Präsident Bidens Vermächtnis: Es ist zweifelhaft, ob Bidens Politik gegenüber der Ukraine wesentlich zu der jüngsten leichten Verbesserung seiner Zustimmungsrate beigetragen hat. Der Präsident sieht es jedoch wahrscheinlich als einen zentralen Bestandteil seines Vermächtnisses und seiner Fähigkeit, Errungenschaften in der Agenda darzustellen, die er vorantreiben will, insbesondere die Festigung des Ansehens von Demokratien gegenüber Autokratien. Darüber hinaus ist es den Vereinigten Staaten seiner Ansicht nach gelungen, ihr Ansehen als führende Macht wiederherzustellen, und aus ihrer Sicht hat dies positive Auswirkungen auf den Kampf gegen China und den Versuch anderer Länder, eine neue Weltordnung und ihr Ansehen gegenüber den Vereinigten Staaten zu beeinflussen.
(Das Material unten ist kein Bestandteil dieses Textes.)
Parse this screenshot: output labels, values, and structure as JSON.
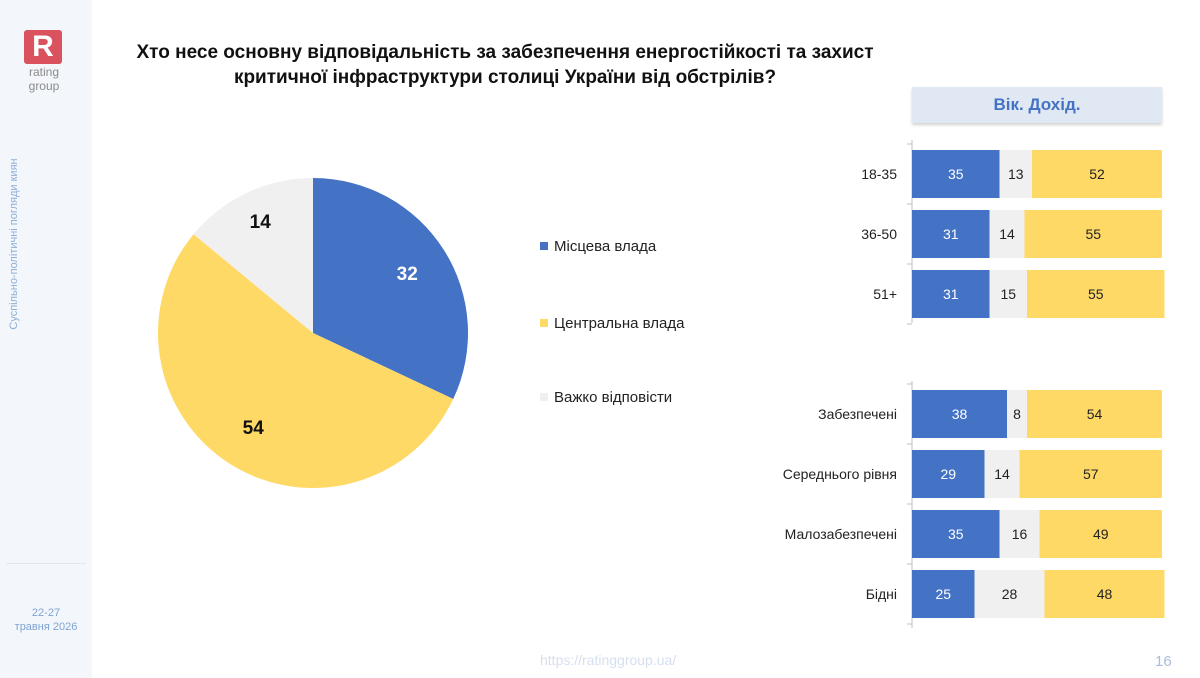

Bisher hat Israel beschlossen, nicht auf die Ersuchen der Ukraine um militärische Unterstützung im Krieg zu reagieren, noch ist es ein aktiver Partner bei den Bemühungen der Regierung, die internationale Hilfe für die Ukraine zu erhöhen und somit die Ergebnisse des Krieges und des Kampfes zwischen den Großmächten, der sie umgibt, direkt zu beeinflussen. Israels Entscheidung, unmissverständlich zu verkünden, dass es die Ergebnisse der Referenden in Regionen der Ukraine oder die Entscheidung Russlands, sie zu annektieren, nicht anerkennen wird, ist ein positiver Schritt, aber unzureichend. Unterstützungserklärungen reichen nicht aus; Die israelische Regierung sollte sich klar für die Ukraine einsetzen, einschließlich der Reaktion auf ihre militärischen Anfragen. Sie sollte ohne zu zögern an der Seite der Vereinigten Staaten in dem Kampf stehen, der zweifellos die Gestaltung der zukünftigen Weltordnung und Washingtons Platz und Stellung in diesem Rahmen beeinflussen wird.
Die in den INSS-Veröffentlichungen geäußerten Meinungen sind ausschließlich die der Autoren.